This sample shows a minimal conversion from our vector addition CPU code to C for CUDA, consider this a CUDA C ‘Hello World’. If you are not yet familiar with basic CUDA concepts please see the Accelerated Computing Guide. The full source can be viewed or downloaded from the OLCF GitHub. Please direct any questions or comments to help@nccs.gov

vecAdd.cu

#include <stdio.h>
#include <stdlib.h>
#include <math.h>

// CUDA kernel. Each thread takes care of one element of c
__global__ void vecAdd(double *a, double *b, double *c, int n)
{
    // Get our global thread ID
    int id = blockIdx.x*blockDim.x+threadIdx.x;

    // Make sure we do not go out of bounds
    if (id < n)
        c[id] = a[id] + b[id];
}

int main( int argc, char* argv[] )
{
    // Size of vectors
    int n = 100000;

    // Host input vectors
    double *h_a;
    double *h_b;
    //Host output vector
    double *h_c;

    // Device input vectors
    double *d_a;
    double *d_b;
    //Device output vector
    double *d_c;

    // Size, in bytes, of each vector
    size_t bytes = n*sizeof(double);

    // Allocate memory for each vector on host
    h_a = (double*)malloc(bytes);
    h_b = (double*)malloc(bytes);
    h_c = (double*)malloc(bytes);

    // Allocate memory for each vector on GPU
    cudaMalloc(&d_a, bytes);
    cudaMalloc(&d_b, bytes);
    cudaMalloc(&d_c, bytes);

    int i;
    // Initialize vectors on host
    for( i = 0; i < n; i++ ) {
        h_a[i] = sin(i)*sin(i);
        h_b[i] = cos(i)*cos(i);
    }

    // Copy host vectors to device
    cudaMemcpy( d_a, h_a, bytes, cudaMemcpyHostToDevice);
    cudaMemcpy( d_b, h_b, bytes, cudaMemcpyHostToDevice);

    int blockSize, gridSize;

    // Number of threads in each thread block
    blockSize = 1024;

    // Number of thread blocks in grid
    gridSize = (int)ceil((float)n/blockSize);

    // Execute the kernel
    vecAdd<<<gridSize, blockSize>>>(d_a, d_b, d_c, n);

    // Copy array back to host
    cudaMemcpy( h_c, d_c, bytes, cudaMemcpyDeviceToHost );

    // Sum up vector c and print result divided by n, this should equal 1 within error
    double sum = 0;
    for(i=0; i<n; i++)
        sum += h_c[i];
    printf("final result: %f\n", sum/n);

    // Release device memory
    cudaFree(d_a);
    cudaFree(d_b);
    cudaFree(d_c);

    // Release host memory
    free(h_a);
    free(h_b);
    free(h_c);

    return 0;
}

Changes

Kernel:
The kernel is the heart of our CUDA code. When a kernel is launched the number of threads per block(blockDim) and number of blocks per grid(gridDim) are specified. The total number of threads is (blockDim) * (gridDim). Each thread evaluates one copy of the kernel.

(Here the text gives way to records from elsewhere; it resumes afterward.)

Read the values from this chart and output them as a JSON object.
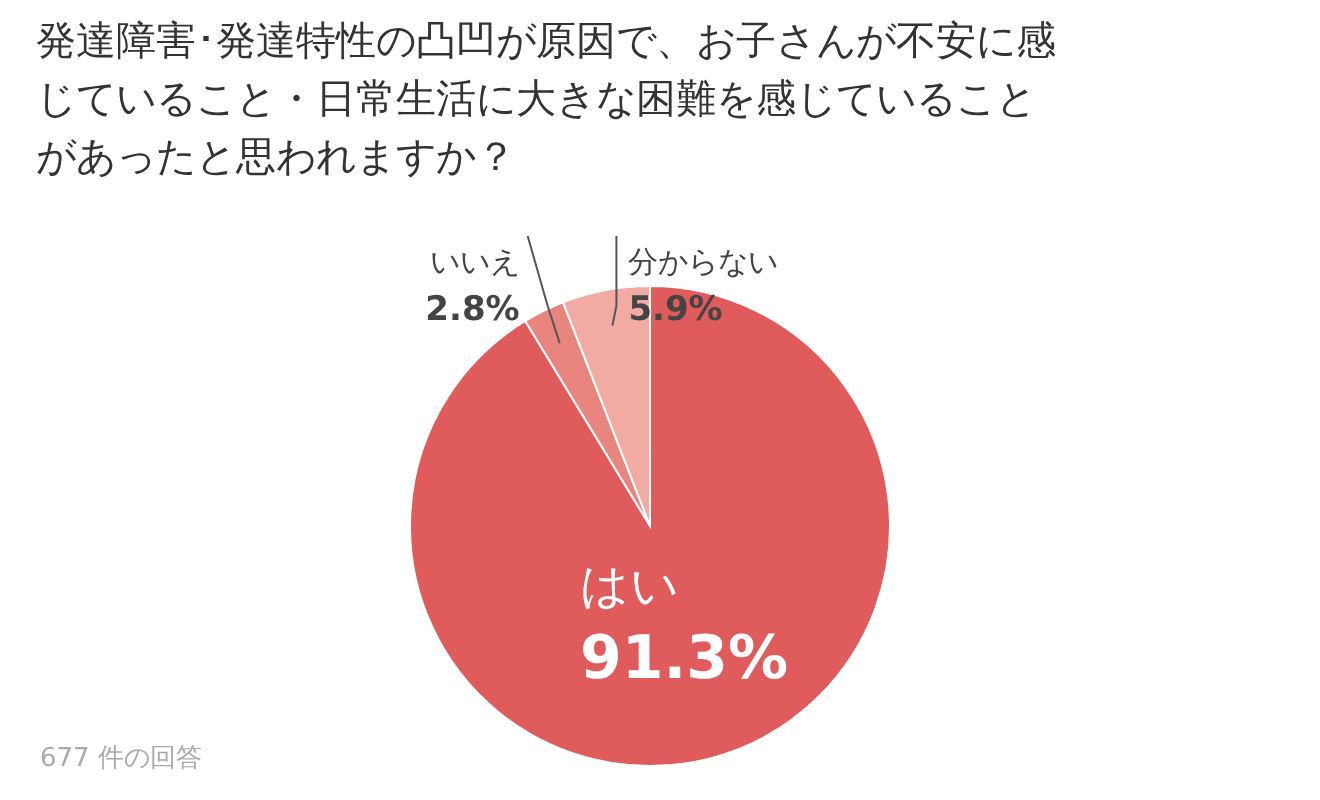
{
  "chart_data": {
    "type": "pie",
    "title": "発達障害･発達特性の凸凹が原因で、お子さんが不安に感じていること・日常生活に大きな困難を感じていることがあったと思われますか？",
    "categories": [
      "はい",
      "いいえ",
      "分からない"
    ],
    "values": [
      91.3,
      2.8,
      5.9
    ],
    "value_labels": [
      "91.3%",
      "2.8%",
      "5.9%"
    ],
    "colors": [
      "#e05c5c",
      "#e8857f",
      "#f2aba3"
    ],
    "annotations": [
      "677 件の回答"
    ]
  }
}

// CUDA kernel. Each thread takes care of one element of c
__global__ void vecAdd(double *a, double *b, double *c, int n)
{
    // Get our global thread ID
    int id = blockIdx.x*blockDim.x+threadIdx.x;

    // Make sure we do not go out of bounds
    if (id < n)
        c[id] = a[id] + b[id];
}

Let’s take a look at what makes up this simple kernel.

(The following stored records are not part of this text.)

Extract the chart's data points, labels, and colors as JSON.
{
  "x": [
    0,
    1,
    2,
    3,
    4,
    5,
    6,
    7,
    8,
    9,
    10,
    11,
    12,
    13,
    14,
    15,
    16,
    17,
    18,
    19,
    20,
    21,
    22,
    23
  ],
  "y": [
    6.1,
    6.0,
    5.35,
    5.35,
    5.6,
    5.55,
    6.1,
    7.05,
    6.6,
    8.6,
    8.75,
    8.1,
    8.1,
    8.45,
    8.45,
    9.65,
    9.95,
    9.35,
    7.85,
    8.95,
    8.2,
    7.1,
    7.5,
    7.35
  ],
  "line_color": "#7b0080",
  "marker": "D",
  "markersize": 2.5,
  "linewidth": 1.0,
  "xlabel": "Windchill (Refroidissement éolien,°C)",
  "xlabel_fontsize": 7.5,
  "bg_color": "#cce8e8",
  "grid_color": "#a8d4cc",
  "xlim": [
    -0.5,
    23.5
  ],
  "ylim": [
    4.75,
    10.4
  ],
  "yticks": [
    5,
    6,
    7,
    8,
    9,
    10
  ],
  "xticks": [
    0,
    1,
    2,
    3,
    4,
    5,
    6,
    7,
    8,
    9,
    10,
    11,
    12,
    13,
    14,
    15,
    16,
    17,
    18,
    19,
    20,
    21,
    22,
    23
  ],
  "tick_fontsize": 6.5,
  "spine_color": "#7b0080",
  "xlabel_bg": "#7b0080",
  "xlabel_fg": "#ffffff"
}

__global__ void vecAdd(double *a, double *b, double *c, int n)

The __global__ decorator specifies this is a CUDA kernel, otherwise normal C function syntax is used. The kernel must have return type void.

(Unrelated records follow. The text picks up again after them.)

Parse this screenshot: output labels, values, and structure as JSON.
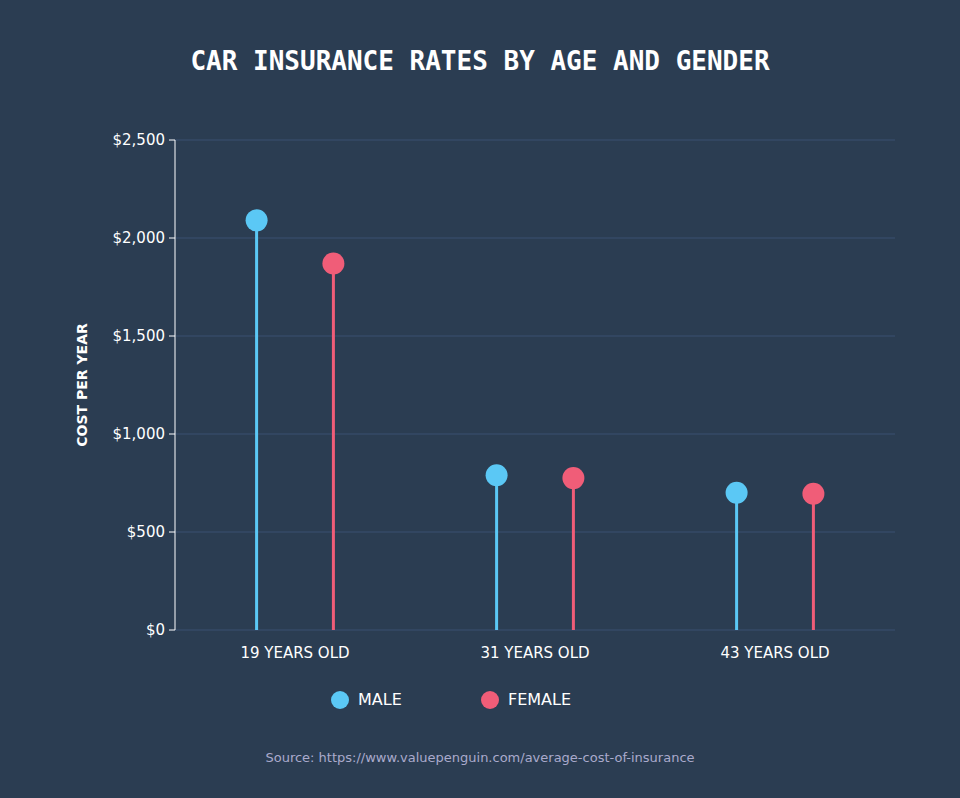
{
  "chart_data": {
    "type": "lollipop",
    "title": "CAR INSURANCE RATES BY AGE AND GENDER",
    "y_label": "COST PER YEAR",
    "source": "Source: https://www.valuepenguin.com/average-cost-of-insurance",
    "categories": [
      "19 YEARS OLD",
      "31 YEARS OLD",
      "43 YEARS OLD"
    ],
    "series": [
      {
        "name": "MALE",
        "color": "#5BC8F5",
        "values": [
          2090,
          790,
          700
        ]
      },
      {
        "name": "FEMALE",
        "color": "#F05D78",
        "values": [
          1870,
          775,
          695
        ]
      }
    ],
    "ylim": [
      0,
      2500
    ],
    "yticks": [
      {
        "value": 0,
        "label": "$0"
      },
      {
        "value": 500,
        "label": "$500"
      },
      {
        "value": 1000,
        "label": "$1,000"
      },
      {
        "value": 1500,
        "label": "$1,500"
      },
      {
        "value": 2000,
        "label": "$2,000"
      },
      {
        "value": 2500,
        "label": "$2,500"
      }
    ],
    "grid": true,
    "legend": "bottom"
  }
}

int id = blockIdx.x*blockDim.x+threadIdx.x;

We calculate the threads global id using CUDA supplied structs. blockIdx contains the blocks position in the grid, ranging from 0 to gridDim-1. threadIdx is the threads index inside of it’s associated block, ranging from 0 to blockDim-1. For convenience blocks and grids can be multi dimensional, the associated structs contain x, y, and z members.

if (id < n)

Unless we have an array length divisible by our blockDim we will not have the same number of threads launched as valid array components. To avoid overstepping our array we simply test to make sure our global thread ID is less than the length of our array.

c[id] = a[id] + b[id]

the thread ID is used to index the arrays that reside in global device memory. Each thread will load a value from a and b and write the sum to c

Array Pointers:

// Host input vectors
double *h_a;
double *h_b;
// Host output vector
double *h_c;

// Device input vectors
double *d_a;
double *d_b;
// Device output vector
double *d_c;

With the host CPU and GPU having separate memory spaces we must maintain two sets of pointers, one set for our host arrays and one set for our device arrays. Here we use the h_ and d_ prefix to differentiate them.

cudaMalloc:

// Allocate memory for each vector on GPU
cudaMalloc(&d_a, bytes);
cudaMalloc(&d_b, bytes);
cudaMalloc(&d_c, bytes);

Given a pointer cudaMalloc will allocate memory in the devices global memory space and set the passed pointer to point to this memory.

cudaMemcpy to device:

// Copy host vectors to device
cudaMemcpy( d_a, h_a, bytes, cudaMemcpyHostToDevice);
cudaMemcpy( d_b, h_b, bytes, cudaMemcpyHostToDevice);

After we initialize the data on the host we must copy it over to the device, to do so we use cudaMemcpy. By calling cudaMemcpy we initiate a DMA transfer between host and device.

Thread mapping:

int blockSize, gridSize;
 
// Number of threads in each thread block
blockSize = 256;
 
// Number of thread blocks in grid
gridSize = ceil((float)n/blockSize);

To launch our kernel we must specify the number of threads per block and the number of blocks in our grid. The maximum value of both is dependent on the devices compute capability. Normally the blockSize will be chosen based upon kernel memory requirements and the gridSize calculated such that enough threads are launched to cover the kernel domain.

Launch kernel:

// Execute the kernel
vecAdd<<< gridSize, blockSize >>>(d_a, d_b, d_c, n);

We launch our kernel with a modified C function syntax that lets us specify the grid and block sizes. Kernel calls are non blocking.

cudaMemcpy to host:

// Copy array back to host
cudaMemcpy( h_c, d_c, bytes, cudaMemcpyDeviceToHost );

cudaMemcpy will block until the kernel is complete and then copy the results from the device back to the host.

release device memory

// Release device memory
 cudaFree(d_a);
 cudaFree(d_b);
 cudaFree(d_c);

As with C malloc we need to release our device arrays when we are finished, to do so we use cudaFree.

Compiling

The CUDA environment must be set up so before compiling make sure the module is loaded

$ module load cudatoolkit
$ nvcc vecAdd.cu -o vecAdd.out

Running

$ aprun ./vecAdd.out
final result: 1.000000